The father of the young pilot who died with 15 other men when their helicopter crashed into the sea says he fears another tragedy in the North Sea.
Richard Menzies, 24, was the co-pilot on board the Super Puma when it plunged into the water north-east of Peterhead.
Aberdeen-based Richard was only six months into his dream career as a commercial pilot.
A fatal accident inquiry in 2014 found maintenance and communication failures by the aircraft’s operators, Bond Offshore Helicopters, could have led to the crash but it determined there was not enough evidence for a criminal prosecution.
However, Richard’s father Andrew fears the lessons have not been learned by the industry.

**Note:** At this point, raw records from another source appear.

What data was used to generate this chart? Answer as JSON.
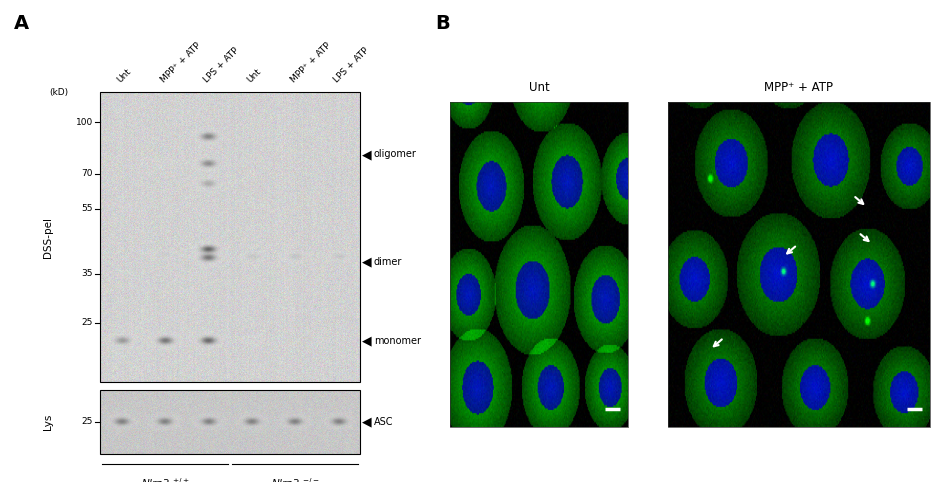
{
  "panel_A_label": "A",
  "panel_B_label": "B",
  "background_color": "#ffffff",
  "panel_A": {
    "ylabel_dss": "DSS-pel",
    "ylabel_lys": "Lys",
    "kd_label": "(kD)",
    "dss_ticks": [
      100,
      70,
      55,
      35,
      25
    ],
    "lys_tick": 25,
    "lane_labels": [
      "Unt",
      "MPP⁺ + ATP",
      "LPS + ATP",
      "Unt",
      "MPP⁺ + ATP",
      "LPS + ATP"
    ],
    "band_annotations": [
      "oligomer",
      "dimer",
      "monomer",
      "ASC"
    ]
  },
  "panel_B": {
    "unt_label": "Unt",
    "mpp_label": "MPP⁺ + ATP",
    "arrow_color": "#ffffff",
    "scalebar_color": "#ffffff"
  }
}
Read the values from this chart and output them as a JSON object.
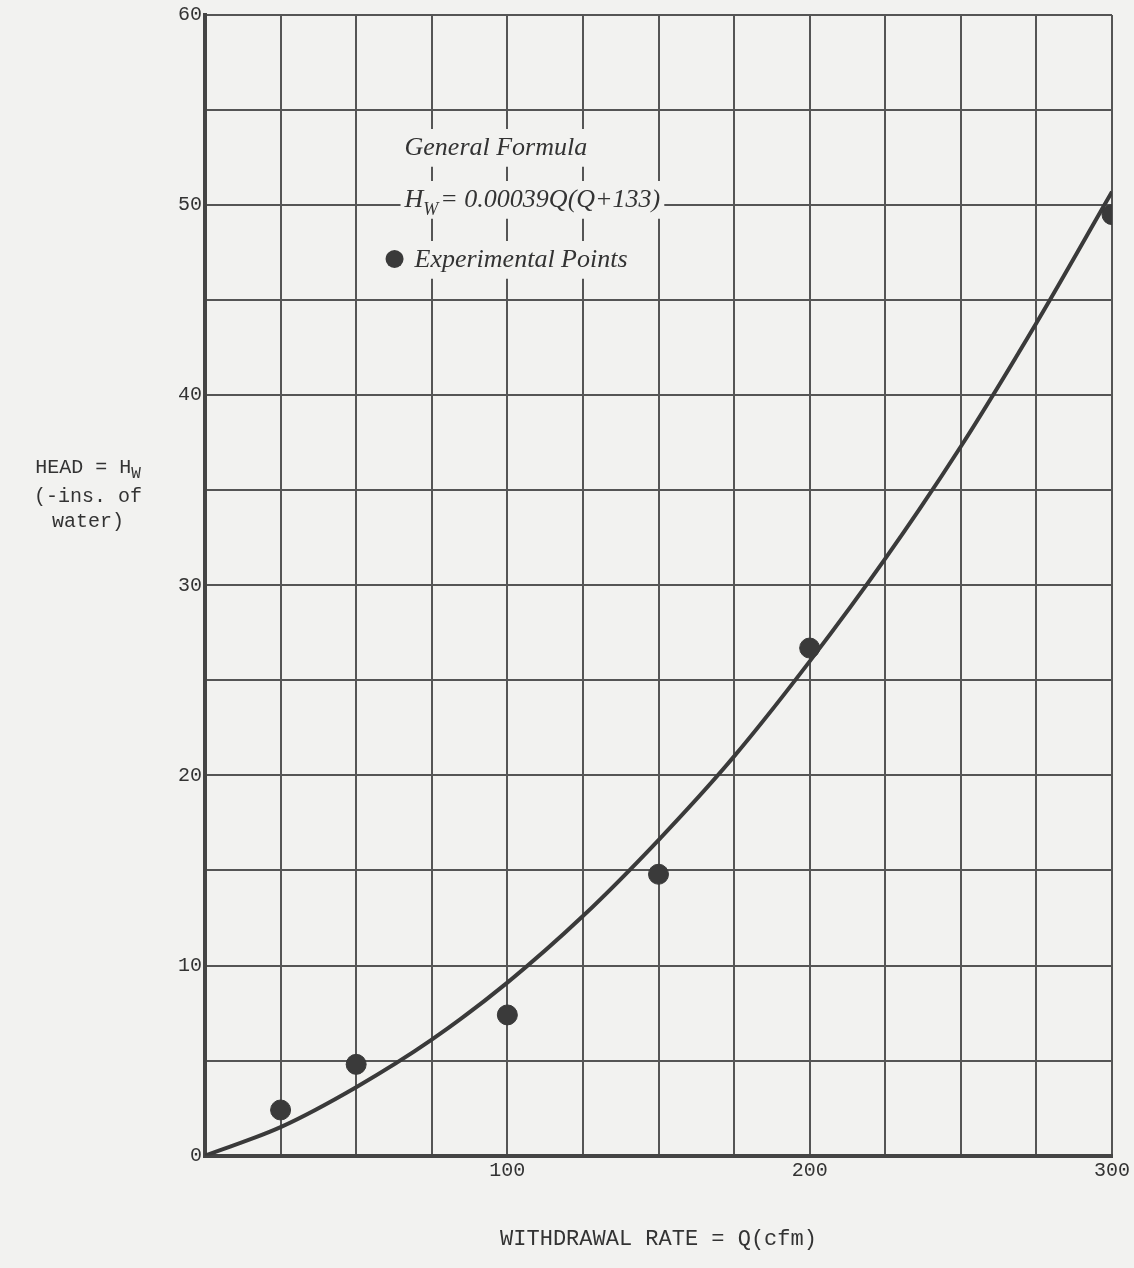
{
  "chart_data": {
    "type": "scatter",
    "xlabel": "WITHDRAWAL RATE = Q(cfm)",
    "ylabel": "HEAD = H$_{W}$ (-ins. of water)",
    "annotations": [
      "General Formula",
      "H$_{W}$= 0.00039Q(Q+133)"
    ],
    "series": [
      {
        "name": "Experimental Points",
        "color": "#3a3a3a",
        "marker": "circle",
        "x": [
          25,
          50,
          100,
          150,
          200,
          300
        ],
        "values": [
          2.4,
          4.8,
          7.4,
          14.8,
          26.7,
          49.5
        ]
      },
      {
        "type": "line",
        "color": "#3a3a3a",
        "marker": "none",
        "line_style": "solid",
        "x": [
          0,
          25,
          50,
          75,
          100,
          125,
          150,
          175,
          200,
          225,
          250,
          275,
          300
        ],
        "values": [
          0,
          1.5,
          3.6,
          6.1,
          9.1,
          12.6,
          16.6,
          21.0,
          26.0,
          31.4,
          37.3,
          43.8,
          50.7
        ]
      }
    ],
    "xlim": [
      0,
      300
    ],
    "xticks": [
      {
        "value": 0,
        "label": null
      },
      {
        "value": 25,
        "label": null
      },
      {
        "value": 50,
        "label": null
      },
      {
        "value": 75,
        "label": null
      },
      100,
      {
        "value": 125,
        "label": null
      },
      {
        "value": 150,
        "label": null
      },
      {
        "value": 175,
        "label": null
      },
      200,
      {
        "value": 225,
        "label": null
      },
      {
        "value": 250,
        "label": null
      },
      {
        "value": 275,
        "label": null
      },
      300
    ],
    "ylim": [
      0,
      60
    ],
    "yticks": [
      0,
      {
        "value": 5,
        "label": null
      },
      10,
      {
        "value": 15,
        "label": null
      },
      20,
      {
        "value": 25,
        "label": null
      },
      30,
      {
        "value": 35,
        "label": null
      },
      40,
      {
        "value": 45,
        "label": null
      },
      50,
      {
        "value": 55,
        "label": null
      },
      60
    ],
    "grid": true,
    "legend": "top left"
  }
}
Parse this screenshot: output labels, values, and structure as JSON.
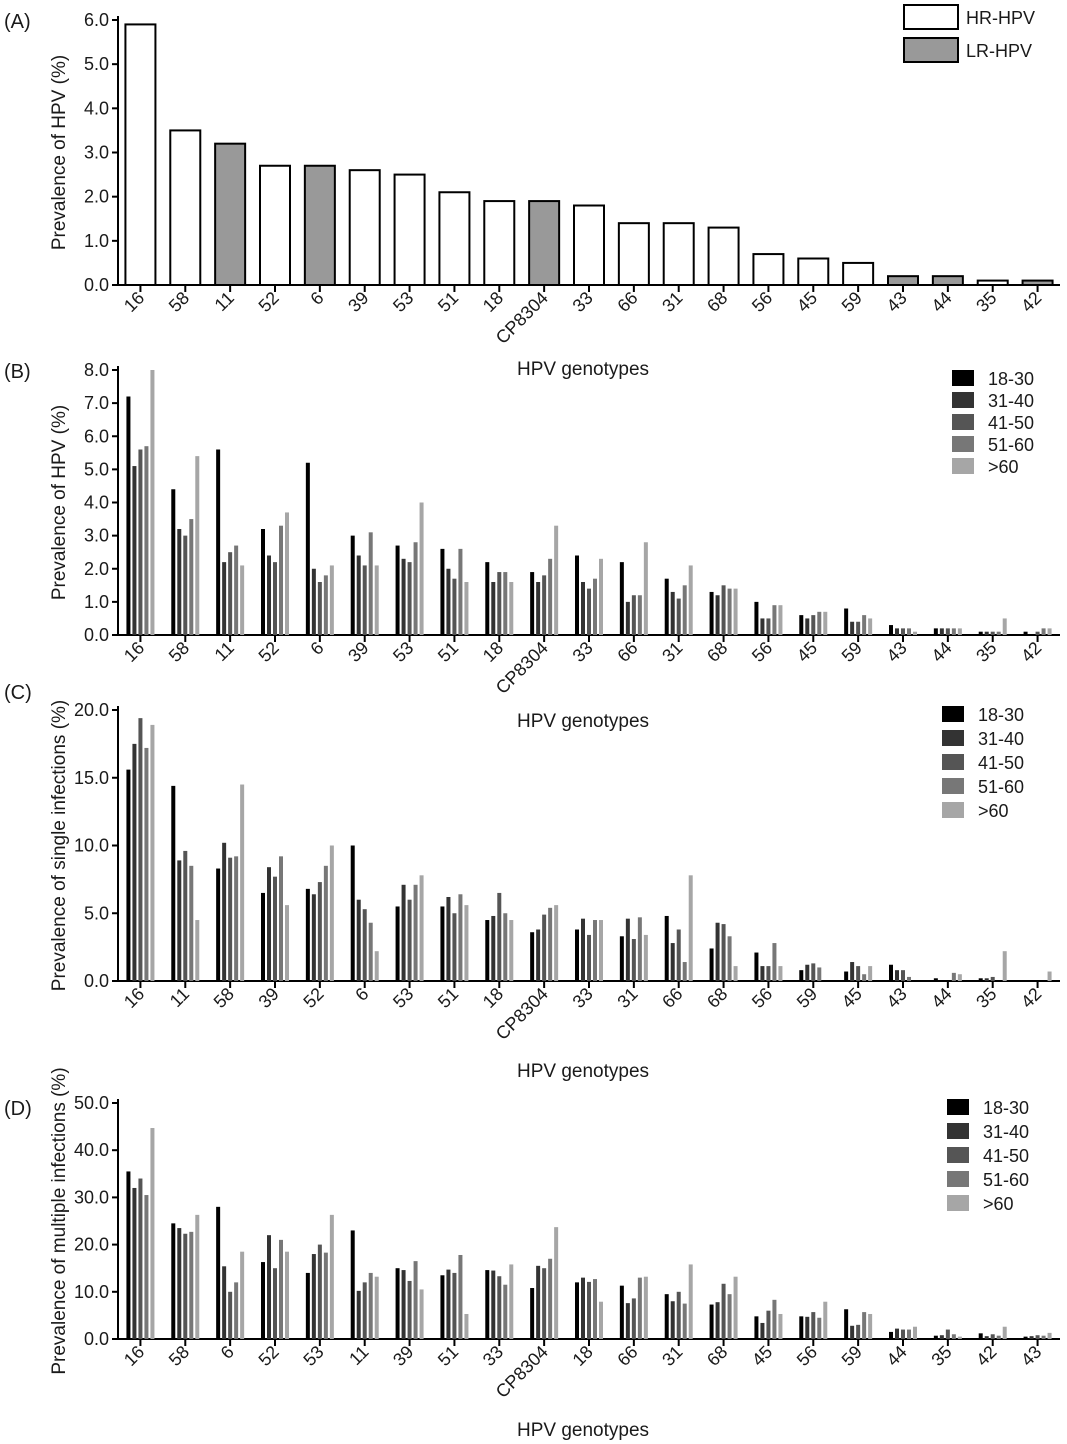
{
  "chart_data": [
    {
      "panel": "(A)",
      "type": "bar",
      "ylabel": "Prevalence of HPV (%)",
      "xlabel": "HPV genotypes",
      "ylim": [
        0,
        6
      ],
      "yticks": [
        "0.0",
        "1.0",
        "2.0",
        "3.0",
        "4.0",
        "5.0",
        "6.0"
      ],
      "categories": [
        "16",
        "58",
        "11",
        "52",
        "6",
        "39",
        "53",
        "51",
        "18",
        "CP8304",
        "33",
        "66",
        "31",
        "68",
        "56",
        "45",
        "59",
        "43",
        "44",
        "35",
        "42"
      ],
      "values": [
        5.9,
        3.5,
        3.2,
        2.7,
        2.7,
        2.6,
        2.5,
        2.1,
        1.9,
        1.9,
        1.8,
        1.4,
        1.4,
        1.3,
        0.7,
        0.6,
        0.5,
        0.2,
        0.2,
        0.1,
        0.1
      ],
      "risk": [
        "HR",
        "HR",
        "LR",
        "HR",
        "LR",
        "HR",
        "HR",
        "HR",
        "HR",
        "LR",
        "HR",
        "HR",
        "HR",
        "HR",
        "HR",
        "HR",
        "HR",
        "LR",
        "LR",
        "HR",
        "LR"
      ],
      "legend": [
        {
          "name": "HR-HPV",
          "color": "#ffffff"
        },
        {
          "name": "LR-HPV",
          "color": "#999999"
        }
      ]
    },
    {
      "panel": "(B)",
      "type": "bar",
      "ylabel": "Prevalence of HPV  (%)",
      "xlabel": "HPV genotypes",
      "ylim": [
        0,
        8
      ],
      "yticks": [
        "0.0",
        "1.0",
        "2.0",
        "3.0",
        "4.0",
        "5.0",
        "6.0",
        "7.0",
        "8.0"
      ],
      "categories": [
        "16",
        "58",
        "11",
        "52",
        "6",
        "39",
        "53",
        "51",
        "18",
        "CP8304",
        "33",
        "66",
        "31",
        "68",
        "56",
        "45",
        "59",
        "43",
        "44",
        "35",
        "42"
      ],
      "series": [
        {
          "name": "18-30",
          "color": "#000000",
          "values": [
            7.2,
            4.4,
            5.6,
            3.2,
            5.2,
            3.0,
            2.7,
            2.6,
            2.2,
            1.9,
            2.4,
            2.2,
            1.7,
            1.3,
            1.0,
            0.6,
            0.8,
            0.3,
            0.2,
            0.1,
            0.1
          ]
        },
        {
          "name": "31-40",
          "color": "#333333",
          "values": [
            5.1,
            3.2,
            2.2,
            2.4,
            2.0,
            2.4,
            2.3,
            2.0,
            1.6,
            1.6,
            1.6,
            1.0,
            1.3,
            1.2,
            0.5,
            0.5,
            0.4,
            0.2,
            0.2,
            0.1,
            0.0
          ]
        },
        {
          "name": "41-50",
          "color": "#555555",
          "values": [
            5.6,
            3.0,
            2.5,
            2.2,
            1.6,
            2.1,
            2.2,
            1.7,
            1.9,
            1.8,
            1.4,
            1.2,
            1.1,
            1.5,
            0.5,
            0.6,
            0.4,
            0.2,
            0.2,
            0.1,
            0.1
          ]
        },
        {
          "name": "51-60",
          "color": "#777777",
          "values": [
            5.7,
            3.5,
            2.7,
            3.3,
            1.8,
            3.1,
            2.8,
            2.6,
            1.9,
            2.3,
            1.7,
            1.2,
            1.5,
            1.4,
            0.9,
            0.7,
            0.6,
            0.2,
            0.2,
            0.1,
            0.2
          ]
        },
        {
          "name": ">60",
          "color": "#a6a6a6",
          "values": [
            8.0,
            5.4,
            2.1,
            3.7,
            2.1,
            2.1,
            4.0,
            1.6,
            1.6,
            3.3,
            2.3,
            2.8,
            2.1,
            1.4,
            0.9,
            0.7,
            0.5,
            0.1,
            0.2,
            0.5,
            0.2
          ]
        }
      ]
    },
    {
      "panel": "(C)",
      "type": "bar",
      "ylabel": "Prevalence of single infections (%)",
      "xlabel": "HPV genotypes",
      "ylim": [
        0,
        20
      ],
      "yticks": [
        "0.0",
        "5.0",
        "10.0",
        "15.0",
        "20.0"
      ],
      "categories": [
        "16",
        "11",
        "58",
        "39",
        "52",
        "6",
        "53",
        "51",
        "18",
        "CP8304",
        "33",
        "31",
        "66",
        "68",
        "56",
        "59",
        "45",
        "43",
        "44",
        "35",
        "42"
      ],
      "series": [
        {
          "name": "18-30",
          "color": "#000000",
          "values": [
            15.6,
            14.4,
            8.3,
            6.5,
            6.8,
            10.0,
            5.5,
            5.5,
            4.5,
            3.6,
            3.8,
            3.3,
            4.8,
            2.4,
            2.1,
            0.8,
            0.7,
            1.2,
            0.2,
            0.2,
            0.0
          ]
        },
        {
          "name": "31-40",
          "color": "#333333",
          "values": [
            17.5,
            8.9,
            10.2,
            8.4,
            6.4,
            6.0,
            7.1,
            6.2,
            4.8,
            3.8,
            4.6,
            4.6,
            2.8,
            4.3,
            1.1,
            1.2,
            1.4,
            0.8,
            0.0,
            0.2,
            0.0
          ]
        },
        {
          "name": "41-50",
          "color": "#555555",
          "values": [
            19.4,
            9.6,
            9.1,
            7.7,
            7.3,
            5.3,
            6.0,
            5.0,
            6.5,
            4.9,
            3.4,
            3.1,
            3.8,
            4.2,
            1.1,
            1.3,
            1.1,
            0.8,
            0.0,
            0.3,
            0.0
          ]
        },
        {
          "name": "51-60",
          "color": "#777777",
          "values": [
            17.2,
            8.5,
            9.2,
            9.2,
            8.5,
            4.3,
            7.1,
            6.4,
            5.0,
            5.4,
            4.5,
            4.7,
            1.4,
            3.3,
            2.8,
            1.0,
            0.5,
            0.3,
            0.6,
            0.0,
            0.0
          ]
        },
        {
          "name": ">60",
          "color": "#a6a6a6",
          "values": [
            18.9,
            4.5,
            14.5,
            5.6,
            10.0,
            2.2,
            7.8,
            5.6,
            4.5,
            5.6,
            4.5,
            3.4,
            7.8,
            1.1,
            1.1,
            0.0,
            1.1,
            0.0,
            0.5,
            2.2,
            0.7
          ]
        }
      ]
    },
    {
      "panel": "(D)",
      "type": "bar",
      "ylabel": "Prevalence of multiple infections (%)",
      "xlabel": "HPV genotypes",
      "ylim": [
        0,
        50
      ],
      "yticks": [
        "0.0",
        "10.0",
        "20.0",
        "30.0",
        "40.0",
        "50.0"
      ],
      "categories": [
        "16",
        "58",
        "6",
        "52",
        "53",
        "11",
        "39",
        "51",
        "33",
        "CP8304",
        "18",
        "66",
        "31",
        "68",
        "45",
        "56",
        "59",
        "44",
        "35",
        "42",
        "43"
      ],
      "series": [
        {
          "name": "18-30",
          "color": "#000000",
          "values": [
            35.5,
            24.5,
            28.0,
            16.3,
            14.0,
            23.0,
            15.0,
            13.5,
            14.6,
            10.8,
            12.0,
            11.3,
            9.5,
            7.3,
            4.8,
            4.8,
            6.3,
            1.5,
            0.7,
            1.2,
            0.5
          ]
        },
        {
          "name": "31-40",
          "color": "#333333",
          "values": [
            32.0,
            23.5,
            15.4,
            22.0,
            18.0,
            10.2,
            14.6,
            14.7,
            14.5,
            15.5,
            13.0,
            7.6,
            8.0,
            7.8,
            3.4,
            4.7,
            2.8,
            2.2,
            0.8,
            0.6,
            0.6
          ]
        },
        {
          "name": "41-50",
          "color": "#555555",
          "values": [
            34.0,
            22.3,
            10.0,
            15.0,
            20.0,
            12.0,
            12.3,
            14.0,
            13.3,
            15.0,
            12.1,
            8.6,
            10.0,
            11.7,
            6.0,
            5.7,
            3.0,
            2.0,
            2.0,
            1.0,
            0.8
          ]
        },
        {
          "name": "51-60",
          "color": "#777777",
          "values": [
            30.5,
            22.7,
            12.0,
            21.0,
            18.3,
            14.0,
            16.5,
            17.8,
            11.5,
            17.0,
            12.7,
            13.0,
            7.5,
            9.5,
            8.3,
            4.5,
            5.7,
            2.0,
            1.0,
            0.7,
            0.7
          ]
        },
        {
          "name": ">60",
          "color": "#a6a6a6",
          "values": [
            44.7,
            26.3,
            18.5,
            18.5,
            26.3,
            13.2,
            10.5,
            5.3,
            15.8,
            23.7,
            7.9,
            13.2,
            15.8,
            13.2,
            5.3,
            7.9,
            5.3,
            2.6,
            0.5,
            2.6,
            1.3
          ]
        }
      ]
    }
  ]
}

He said: “I remain cynical about safety and fear it is only a matter of time before it will happen again.”
Mr Menzies, from Worcestershire, where a subsequent report by its coroner found the accident could have been prevented, said: “I wasn’t happy with the air accident verdict as I don’t think any blame seemed to be apportioned to the owners of the aircraft and the maintenance that took place.
“Commercial pressures will always win when the normal route for rig workers is by helicopter.
“I believe there are still huge commercial pressures on helicopters.
“The air accident investigation skirted round the issues.
“It struggled to identify a precise reason as to why it happened.”
RMT regional organiser Jake Molloy added: “We believe the fact that aircraft flew that day was the result of commercial pressures.
“We maintain that commercial pressures on helicopter operators and the supply chain is impacting on health and safety.”
Mark Swan, safety director at the Civil Aviation Authority, said: “Ensuring the safety of those who travel on offshore helicopter flights is one of the CAA’s key priorities.
“We totally reject any suggestion that commercial pressures take precedence over safety requirements in offshore helicopter operations.”